Locals like to joke about “blowing the bridges” — an isolation technique much wished for during high season. Well, no one’s laughing anymore.

Four things happened: One, many locals noticed an influx of Miami-Dade residents shopping at local grocery stores starting a week ago and depleting resources needed by locals. Two, this past weekend (March 21-22) officials reported an influx of day-trippers headed to state parks and Keys sandbars. And while those two pieces of evidence are anecdotal, then Gov. Rick DeSantis remarked on a troubling trend during his March 24 press conference: the number of flights to Florida from the tri-state New York area increased about fivefold, with flyers escaping high-contagion areas to the Sunshine State. Finally, the number of COVID-19 cases is increasing every day, especially in the two counties bordering the Keys: Miami-Dade and Broward counties.

That was enough to convince the Monroe County executive board and the mayors of Keys municipalities to ask the Monroe County Sheriff’s Office to set up two checkpoints: one on the 18-Mile Stretch, the other on Card Sound Road, close to Key Largo. 

“No one is happy to take this step,” said Monroe County Mayor Heather Carruthers, “but we are doing it in the hope we can ‘flatten the curve’ and avoid more drastic measures.”

The checkpoints are purposely located inside the Keys, so as not to cause traffic jams in Florida City. The checkpoints are intended to stop visitors who have no reason to come to the islands. 

Sheriff Rick Ramsay said he is putting together the plan on short notice and the checkpoints will be staffed by the morning of Friday, March 27.

“It’s going to be difficult,” Ramsay said. “While we can get a little help from the Florida Highway Patrol, we can’t rely on the National Guard or law enforcement agencies on the mainland.”

Only residents, property owners, and those actively involved in work in the Florida Keys will be admitted, including fuel tankers, delivery and grocery trucks.

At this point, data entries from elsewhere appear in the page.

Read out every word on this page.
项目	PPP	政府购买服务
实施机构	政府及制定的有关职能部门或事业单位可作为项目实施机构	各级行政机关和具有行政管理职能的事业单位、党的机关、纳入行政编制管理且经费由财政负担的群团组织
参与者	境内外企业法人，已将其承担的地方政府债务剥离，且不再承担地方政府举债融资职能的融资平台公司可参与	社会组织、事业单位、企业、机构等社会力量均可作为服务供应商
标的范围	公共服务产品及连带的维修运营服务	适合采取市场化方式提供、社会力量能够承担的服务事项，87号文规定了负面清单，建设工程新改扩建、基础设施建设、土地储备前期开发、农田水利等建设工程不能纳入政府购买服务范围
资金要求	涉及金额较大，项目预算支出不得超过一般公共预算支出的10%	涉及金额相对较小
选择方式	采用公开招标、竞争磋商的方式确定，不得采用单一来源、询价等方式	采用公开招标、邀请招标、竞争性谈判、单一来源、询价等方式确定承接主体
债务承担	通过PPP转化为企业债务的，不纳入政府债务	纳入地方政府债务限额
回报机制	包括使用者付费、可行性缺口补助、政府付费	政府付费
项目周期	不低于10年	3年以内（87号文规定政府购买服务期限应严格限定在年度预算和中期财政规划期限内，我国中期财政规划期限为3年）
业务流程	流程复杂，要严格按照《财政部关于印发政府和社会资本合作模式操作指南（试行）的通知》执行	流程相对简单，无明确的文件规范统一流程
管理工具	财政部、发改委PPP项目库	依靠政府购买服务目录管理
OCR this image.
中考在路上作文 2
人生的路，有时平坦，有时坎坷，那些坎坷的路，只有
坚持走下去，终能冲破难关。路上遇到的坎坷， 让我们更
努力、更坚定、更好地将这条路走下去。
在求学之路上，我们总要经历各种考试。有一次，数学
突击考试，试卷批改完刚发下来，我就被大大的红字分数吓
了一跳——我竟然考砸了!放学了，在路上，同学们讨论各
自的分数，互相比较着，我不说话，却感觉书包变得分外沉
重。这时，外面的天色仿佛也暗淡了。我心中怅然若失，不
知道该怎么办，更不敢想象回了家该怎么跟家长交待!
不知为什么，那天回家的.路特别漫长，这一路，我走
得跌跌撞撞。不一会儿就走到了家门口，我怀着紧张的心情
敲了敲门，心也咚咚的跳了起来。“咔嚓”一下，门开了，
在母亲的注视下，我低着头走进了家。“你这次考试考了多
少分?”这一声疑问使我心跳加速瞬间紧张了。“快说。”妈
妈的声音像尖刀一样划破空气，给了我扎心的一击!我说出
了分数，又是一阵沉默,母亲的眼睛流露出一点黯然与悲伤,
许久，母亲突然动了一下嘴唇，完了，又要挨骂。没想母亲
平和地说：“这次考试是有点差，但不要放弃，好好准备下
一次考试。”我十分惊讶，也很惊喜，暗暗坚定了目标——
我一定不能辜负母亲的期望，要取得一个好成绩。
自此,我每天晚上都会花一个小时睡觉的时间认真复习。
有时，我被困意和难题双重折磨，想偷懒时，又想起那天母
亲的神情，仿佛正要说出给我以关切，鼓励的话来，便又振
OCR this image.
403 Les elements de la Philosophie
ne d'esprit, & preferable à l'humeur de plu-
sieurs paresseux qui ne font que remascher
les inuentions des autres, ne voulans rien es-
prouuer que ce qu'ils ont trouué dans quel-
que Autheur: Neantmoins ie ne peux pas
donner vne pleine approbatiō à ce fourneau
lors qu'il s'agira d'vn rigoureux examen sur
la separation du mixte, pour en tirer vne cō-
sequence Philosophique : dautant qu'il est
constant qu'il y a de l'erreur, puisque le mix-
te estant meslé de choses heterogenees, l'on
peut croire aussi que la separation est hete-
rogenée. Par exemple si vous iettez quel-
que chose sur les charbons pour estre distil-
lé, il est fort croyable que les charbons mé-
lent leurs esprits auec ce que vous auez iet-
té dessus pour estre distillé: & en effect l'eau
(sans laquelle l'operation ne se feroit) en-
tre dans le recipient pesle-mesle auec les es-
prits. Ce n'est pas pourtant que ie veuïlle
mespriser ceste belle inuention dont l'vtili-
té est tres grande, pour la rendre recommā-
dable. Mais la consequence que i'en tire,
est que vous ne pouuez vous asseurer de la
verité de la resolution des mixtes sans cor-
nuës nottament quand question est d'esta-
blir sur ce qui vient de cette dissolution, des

Proof of residency can be demonstrated with a resident reentry sticker, local identification, utility bill, deed, lease or tax bill. Those actively engaged in work in the Florida Keys, such as construction workers, will need to show a letter from their employer, employee identification, a pay stub, or current construction contract in the Keys. First responders, healthcare workers and military actively engaged in work in the Keys will need proper IDs.  

Ramsay said he still needs more clarification from the county . 

“If Monroe County residents leave the county, can they come back? If there are three passengers in the car and only one local ID, can they all come in?” he asked. “Some motorists will think they are entitled to lawful entry, but are not; and others will have a lawful reason, but can’t prove it.”

Marathon Mayor Steve Cook said he sees both sides of the coin.

“Closing the highway to visitors limits exposure to COVD-19,” Cook said. “But it comes with challenges of logistics supply chain movement and residents’ abilities to make important medical appointments, etc. This is not a simple decision and will be challenging for the Sheriff’s Department. I would ask that all our residents be courteous and helpful. “

Islamorada Mayor Mike Forster said it’s in the best interest of the chain of islands.

“By restricting the flow of traffic from the mainland at the moment, it’s a step to help speed up the healing process of social distancing, and most importantly, furthers the health and protection of our constituents,” he said. 

Since short-term visitors were asked to leave the Keys, officials say traffic has decreased between 45% and 50% on Overseas Highway. 

Delays are possible at checkpoints and officials advise not to call 911 with non-emergency questions about U.S. 1.

Ramsay said he was unsure how long his agency could maintain the checkpoints. The county has not said how long they will be in place.